Legendary filmmaker John Ford is the first director that moviegoers associate with movie star John Wayne. They made several feature films together, but their bond ran so much deeper than their professional ties. However, Ford certainly provided Wayne with the platform to ultimately reach stardom. The director once explained the journey of how their working relationship blossomed to the extent that it did.
Ford and Wayne first met on the Fox Studios lot when the actor was a young man. He spent his summers working in the props department, but they quickly came to appreciate one another. Wayne had a specific movie star quality to him that was natural to him from a young age, which quickly caught Ford’s attention. It only helped that they shared a similar sense of humor.
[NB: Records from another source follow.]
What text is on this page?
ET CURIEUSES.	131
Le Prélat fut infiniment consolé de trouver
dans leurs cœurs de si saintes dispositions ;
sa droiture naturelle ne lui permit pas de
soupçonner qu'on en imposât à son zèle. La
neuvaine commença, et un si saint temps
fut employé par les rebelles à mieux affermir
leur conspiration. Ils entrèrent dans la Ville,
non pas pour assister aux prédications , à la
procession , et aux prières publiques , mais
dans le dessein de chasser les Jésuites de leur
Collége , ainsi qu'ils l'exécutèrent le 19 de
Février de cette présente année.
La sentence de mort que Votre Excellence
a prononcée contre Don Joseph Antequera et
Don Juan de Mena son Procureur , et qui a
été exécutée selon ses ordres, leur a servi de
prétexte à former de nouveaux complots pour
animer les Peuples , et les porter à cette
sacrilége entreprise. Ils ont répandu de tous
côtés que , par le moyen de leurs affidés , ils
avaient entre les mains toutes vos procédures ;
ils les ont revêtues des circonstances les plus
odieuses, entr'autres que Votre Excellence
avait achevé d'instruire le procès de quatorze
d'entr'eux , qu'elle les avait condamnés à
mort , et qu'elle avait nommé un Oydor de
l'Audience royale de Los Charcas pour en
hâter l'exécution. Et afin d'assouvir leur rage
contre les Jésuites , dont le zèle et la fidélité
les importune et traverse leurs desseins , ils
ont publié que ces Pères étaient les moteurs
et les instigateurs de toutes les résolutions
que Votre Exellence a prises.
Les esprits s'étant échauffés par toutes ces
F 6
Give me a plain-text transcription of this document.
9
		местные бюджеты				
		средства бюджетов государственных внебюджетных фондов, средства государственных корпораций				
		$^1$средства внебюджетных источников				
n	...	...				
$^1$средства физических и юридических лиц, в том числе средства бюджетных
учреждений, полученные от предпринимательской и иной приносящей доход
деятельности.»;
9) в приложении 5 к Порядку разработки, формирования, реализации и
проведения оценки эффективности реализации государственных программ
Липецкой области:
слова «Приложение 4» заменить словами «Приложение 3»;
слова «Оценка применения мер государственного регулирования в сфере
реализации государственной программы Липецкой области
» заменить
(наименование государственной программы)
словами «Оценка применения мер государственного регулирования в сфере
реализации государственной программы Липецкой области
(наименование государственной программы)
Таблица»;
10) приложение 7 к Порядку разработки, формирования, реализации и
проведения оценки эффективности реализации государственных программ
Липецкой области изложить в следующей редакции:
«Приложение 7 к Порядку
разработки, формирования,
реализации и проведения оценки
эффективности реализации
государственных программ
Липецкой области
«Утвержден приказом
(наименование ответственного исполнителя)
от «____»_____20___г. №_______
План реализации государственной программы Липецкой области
The pair only became closer over the years of working together. Wayne later gave the director’s chair a shot, ultimately stepping behind the camera for five movies, including The Alamo. Beyond their working relationship, Ford was a mentor to Wayne. He greatly respected and appreciated his opinion, even when the filmmaker made life difficult for the movie star.
Wayne had his first go in the leading role of a feature film from Raoul Walsh in 1930’s The Big Trail. In response, Ford refused to speak with Wayne for years, although it was never anything that they discussed further. The filmmaker saw a spark in the actor that he wanted to share with the world, which he certainly did by providing him with a platform. In a 1968 interview posted via author James Leighton on Twitter, Ford expressed how this journey unfolded.
“I’ve known Duke about 30 years,” Ford said at the time of the interview. “He was my third assistant prop man, then became a second prop man. He finally worked his way up to prop man. We started to do Stagecoach, and everybody turned it down. I had to peddle it around.”
Ford continued: “Finally, [producer] Walter Wanger says, ‘Oh, you’ve got a picture? A Western? Go ahead and do it. Who do you want to use for a lead?’ I said, ‘I’ve got a kid here, he’s just out of college. I’ve used him in several bits, and he’s very good. Big, tall, handsome guy and I’d like to make a test of him and show it to you.’ He said, ‘Well, if you say he’s OK, go ahead.’”
The filmmaker ultimately made the test, and they went ahead with filming Stagecoach with Wayne playing Ringo Kid.
Wayne and Ford continued to work together after Stagecoach became a hit. They will always serve as one of the most iconic duos to ever exist in the Hollywood scene. Their collaborations didn’t all succeed at the box office, but they proved that they were a formidable creative pair that could impress audiences, critics, and awards season voters.
Together, they concocted some of the best Western flicks to ever hit the silver screen. This included The Searchers, The Man Who Shot Liberty Valance, and Rio Grande. However, Ford and Wayne also demonstrated the ability to step away from the genre with The Long Voyage Home, They Were Expendable, and the terrific drama called The Quiet Man.